Schließlich wären auch eine schnelle Immunantwort und langanhaltende Immunität wünschenswert.

Prinzipiell müsse man aber auch noch etliche Fragen zur Impfstrategie klären: welche Arten sollten zuerst geimpft werden – die am stärksten exponierten (Freiland und Bio)? Die empfänglichsten (Enten, Puten, Hühner)? Die am meisten gefährdeten (in Zoos)? Oder die wirtschaftlich wertvollsten (in der Zucht)?
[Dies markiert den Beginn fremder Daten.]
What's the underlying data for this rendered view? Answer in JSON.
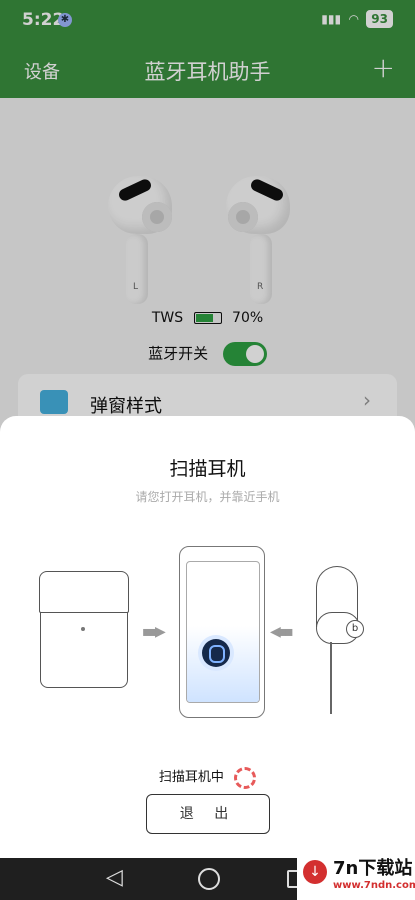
{
  "status": {
    "time": "5:22",
    "battery": "93"
  },
  "header": {
    "left_label": "设备",
    "title": "蓝牙耳机助手",
    "add": "+"
  },
  "main": {
    "earbuds": {
      "left_mark": "L",
      "right_mark": "R"
    },
    "tws_label": "TWS",
    "battery_percent_text": "70%",
    "battery_level": 0.7,
    "bluetooth_label": "蓝牙开关",
    "bluetooth_on": true,
    "popup_style_label": "弹窗样式"
  },
  "sheet": {
    "title": "扫描耳机",
    "subtitle": "请您打开耳机，并靠近手机",
    "scanning_text": "扫描耳机中",
    "exit_label": "退 出"
  },
  "watermark": {
    "brand": "7n下载站",
    "url": "www.7ndn.com"
  },
  "colors": {
    "header": "#3a8f3f",
    "accent": "#2ea043",
    "spinner": "#e75a5a"
  },
  "icons": [
    "bluetooth-icon",
    "plus-icon",
    "chevron-right-icon",
    "back-icon",
    "home-icon",
    "recent-apps-icon",
    "download-icon"
  ]
}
In welchen Gebieten sollte man starten: in denen mit hoher Bestandsdichte oder in Feuchtgebieten und auf Migrationswegen? Wann sollte geimpft werden: saisonal oder ganzjährig? Welches Impfschema ist besser: Booster oder nicht?

Frankreich geht voran
Die französische Regierung hat Anfang April 2023 eine Ausschreibung für 80 Millionen Impfdosen gestartet, um im Herbst ein Impfprogramm starten zu können, nachdem die „Nationale Agentur für Lebensmittel-, Umwelt- und Arbeitsschutz (ANSES)“ hierfür drei Szenarien erarbeitet hatte.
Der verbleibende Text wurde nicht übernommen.